Beitragvon Aessaem » Mi 21. Okt 2020, 05:34

Officer André hat geschrieben:
Mi 21. Okt 2020, 04:46
Dass der erstmal gesichert wird, ist mir schon klar. Ob der nun die Ursache selbst gesetzt hat oder nicht, dass da niemand auf die Idee kommt Erste Hilfe zu leisten, finde ich erschreckend.

Zum Taser: Ein Taser ist kein Allheilmittel und nur für bestimmte Lage geeignet. Statt körperlicher Gewalt oder Pfeffer.
Wann das Messer natürlich nicht gesehen wurde, sieht man wie verdammt gefährlich die Lage werden kann.

Bin schon gespannt, was ein Kollege aus DO, bald von seiner Schulung berichten wird.

@scw: Selbstverständlich ich überzeuge ich mich erstmal davon, ob meine Kollegin verletzt ist und wie es ihr geht.
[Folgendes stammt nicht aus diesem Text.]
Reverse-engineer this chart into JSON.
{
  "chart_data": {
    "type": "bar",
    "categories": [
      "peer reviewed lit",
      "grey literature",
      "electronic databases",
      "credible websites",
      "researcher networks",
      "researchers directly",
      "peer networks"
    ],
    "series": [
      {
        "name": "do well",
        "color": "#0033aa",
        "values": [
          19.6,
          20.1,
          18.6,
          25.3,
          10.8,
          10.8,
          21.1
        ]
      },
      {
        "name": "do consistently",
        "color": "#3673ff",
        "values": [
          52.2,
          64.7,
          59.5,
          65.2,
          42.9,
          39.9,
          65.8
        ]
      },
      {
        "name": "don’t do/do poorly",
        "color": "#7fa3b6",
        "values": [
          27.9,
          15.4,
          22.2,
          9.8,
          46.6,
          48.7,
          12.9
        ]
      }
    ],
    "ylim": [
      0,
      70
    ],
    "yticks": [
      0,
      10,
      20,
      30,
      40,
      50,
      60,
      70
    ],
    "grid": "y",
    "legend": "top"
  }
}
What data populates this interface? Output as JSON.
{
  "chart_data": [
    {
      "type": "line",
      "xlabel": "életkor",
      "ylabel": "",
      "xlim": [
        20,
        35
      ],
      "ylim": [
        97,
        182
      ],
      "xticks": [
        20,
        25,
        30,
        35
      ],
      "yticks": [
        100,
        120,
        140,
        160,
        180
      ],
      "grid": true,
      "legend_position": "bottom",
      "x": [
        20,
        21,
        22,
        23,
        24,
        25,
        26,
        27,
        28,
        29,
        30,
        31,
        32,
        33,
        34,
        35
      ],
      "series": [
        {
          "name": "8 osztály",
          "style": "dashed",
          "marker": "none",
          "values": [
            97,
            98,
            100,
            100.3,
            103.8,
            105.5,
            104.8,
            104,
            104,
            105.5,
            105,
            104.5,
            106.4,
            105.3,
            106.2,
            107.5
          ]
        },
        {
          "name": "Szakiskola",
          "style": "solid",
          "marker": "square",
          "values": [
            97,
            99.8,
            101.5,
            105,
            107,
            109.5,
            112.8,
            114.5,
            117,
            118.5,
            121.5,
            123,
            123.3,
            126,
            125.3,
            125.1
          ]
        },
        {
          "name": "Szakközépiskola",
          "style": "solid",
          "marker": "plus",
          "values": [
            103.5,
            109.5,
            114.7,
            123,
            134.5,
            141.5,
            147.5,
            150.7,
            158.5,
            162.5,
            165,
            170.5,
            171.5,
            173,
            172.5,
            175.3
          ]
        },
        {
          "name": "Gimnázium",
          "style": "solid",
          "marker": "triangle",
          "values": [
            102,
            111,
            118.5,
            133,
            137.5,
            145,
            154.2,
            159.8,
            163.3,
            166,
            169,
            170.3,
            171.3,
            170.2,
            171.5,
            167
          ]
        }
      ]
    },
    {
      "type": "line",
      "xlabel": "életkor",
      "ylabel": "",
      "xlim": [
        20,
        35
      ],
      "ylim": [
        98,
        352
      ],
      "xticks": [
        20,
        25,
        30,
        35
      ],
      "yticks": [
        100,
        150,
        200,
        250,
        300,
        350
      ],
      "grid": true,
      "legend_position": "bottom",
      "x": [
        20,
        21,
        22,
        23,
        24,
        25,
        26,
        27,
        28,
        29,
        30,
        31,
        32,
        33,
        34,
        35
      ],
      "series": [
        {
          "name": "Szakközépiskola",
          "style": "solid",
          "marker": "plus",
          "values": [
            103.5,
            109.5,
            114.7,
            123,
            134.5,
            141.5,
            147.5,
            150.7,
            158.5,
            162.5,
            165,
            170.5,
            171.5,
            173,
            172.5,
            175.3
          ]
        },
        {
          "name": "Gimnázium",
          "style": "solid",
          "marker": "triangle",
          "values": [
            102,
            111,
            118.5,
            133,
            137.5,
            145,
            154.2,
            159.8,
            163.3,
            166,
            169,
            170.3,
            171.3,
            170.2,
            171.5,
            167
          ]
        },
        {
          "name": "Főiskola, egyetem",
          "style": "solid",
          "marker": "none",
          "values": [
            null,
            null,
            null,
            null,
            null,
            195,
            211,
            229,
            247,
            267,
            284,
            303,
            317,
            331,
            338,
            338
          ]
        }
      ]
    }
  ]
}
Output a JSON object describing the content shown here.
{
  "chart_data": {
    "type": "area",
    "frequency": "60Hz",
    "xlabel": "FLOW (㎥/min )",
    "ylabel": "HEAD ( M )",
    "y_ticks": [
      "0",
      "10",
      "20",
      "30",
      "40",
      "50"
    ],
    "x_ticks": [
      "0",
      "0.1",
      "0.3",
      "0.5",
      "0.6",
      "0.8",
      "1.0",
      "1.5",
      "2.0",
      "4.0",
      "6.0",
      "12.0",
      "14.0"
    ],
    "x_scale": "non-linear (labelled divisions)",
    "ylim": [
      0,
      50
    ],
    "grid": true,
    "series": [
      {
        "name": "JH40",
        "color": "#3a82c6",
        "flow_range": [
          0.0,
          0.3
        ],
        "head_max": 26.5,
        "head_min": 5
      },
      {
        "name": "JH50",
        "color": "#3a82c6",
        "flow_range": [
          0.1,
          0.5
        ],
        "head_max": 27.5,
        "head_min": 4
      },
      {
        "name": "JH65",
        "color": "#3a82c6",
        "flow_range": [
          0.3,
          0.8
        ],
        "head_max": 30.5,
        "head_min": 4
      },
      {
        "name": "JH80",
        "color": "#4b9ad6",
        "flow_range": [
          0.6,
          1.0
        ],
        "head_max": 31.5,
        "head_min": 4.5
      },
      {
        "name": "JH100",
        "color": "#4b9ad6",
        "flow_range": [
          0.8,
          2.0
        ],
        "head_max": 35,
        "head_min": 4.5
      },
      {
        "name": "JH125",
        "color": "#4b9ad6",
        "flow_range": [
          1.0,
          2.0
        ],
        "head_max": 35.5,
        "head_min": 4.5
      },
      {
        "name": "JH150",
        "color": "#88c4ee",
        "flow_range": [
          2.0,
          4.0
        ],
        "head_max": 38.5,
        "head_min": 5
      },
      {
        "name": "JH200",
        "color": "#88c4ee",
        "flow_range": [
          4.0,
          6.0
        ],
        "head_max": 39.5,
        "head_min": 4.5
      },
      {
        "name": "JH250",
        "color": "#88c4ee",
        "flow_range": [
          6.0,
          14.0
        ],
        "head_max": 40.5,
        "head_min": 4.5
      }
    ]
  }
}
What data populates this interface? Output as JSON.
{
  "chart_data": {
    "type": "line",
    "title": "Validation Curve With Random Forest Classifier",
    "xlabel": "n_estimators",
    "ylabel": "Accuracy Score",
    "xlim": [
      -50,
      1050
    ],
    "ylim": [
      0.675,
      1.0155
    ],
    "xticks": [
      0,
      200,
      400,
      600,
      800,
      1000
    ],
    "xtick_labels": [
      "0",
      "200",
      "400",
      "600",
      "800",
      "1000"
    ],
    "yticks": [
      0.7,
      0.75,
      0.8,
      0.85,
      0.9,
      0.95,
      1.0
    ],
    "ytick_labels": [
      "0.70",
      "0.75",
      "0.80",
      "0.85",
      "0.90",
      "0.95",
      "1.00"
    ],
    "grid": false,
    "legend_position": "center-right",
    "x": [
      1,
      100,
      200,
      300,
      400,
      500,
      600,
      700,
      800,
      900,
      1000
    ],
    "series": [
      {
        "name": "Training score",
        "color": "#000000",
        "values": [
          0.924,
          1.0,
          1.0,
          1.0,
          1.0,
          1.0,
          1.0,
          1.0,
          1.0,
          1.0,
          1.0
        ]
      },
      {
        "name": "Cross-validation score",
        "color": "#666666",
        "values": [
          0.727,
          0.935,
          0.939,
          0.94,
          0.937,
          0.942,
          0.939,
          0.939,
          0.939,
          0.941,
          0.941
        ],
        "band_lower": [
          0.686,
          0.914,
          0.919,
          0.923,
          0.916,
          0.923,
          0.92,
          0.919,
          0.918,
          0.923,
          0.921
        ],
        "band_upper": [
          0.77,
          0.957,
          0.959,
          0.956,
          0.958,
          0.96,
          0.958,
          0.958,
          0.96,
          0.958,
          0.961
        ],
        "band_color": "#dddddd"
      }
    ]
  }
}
Aber dies so zügig wie möglich und dann leiste ich Erste Hilfe.
In den USA gibt es einfach eine andere Ausbildung und selbst diese ist teils extrem unterschiedlich in den einzelnen Bundesstaaten. Ich finde die Videos sehr lehrreich in Bezug auf die oft vernachlässigte Eigensicherung. Ich werde mir die Videos innerlich abspeichern und daraus lernen.

Um deine Fragen zu beantworten wegen der unterlassenen Erste-Hilfe könnte dieser Artikel der New York Times aus 2016 viele Fragen beantworten:

https://www.google.com/amp/s/www.nytime ... g.amp.html

Das Englisch ist verständlich. Sonst musst mich anschreiben.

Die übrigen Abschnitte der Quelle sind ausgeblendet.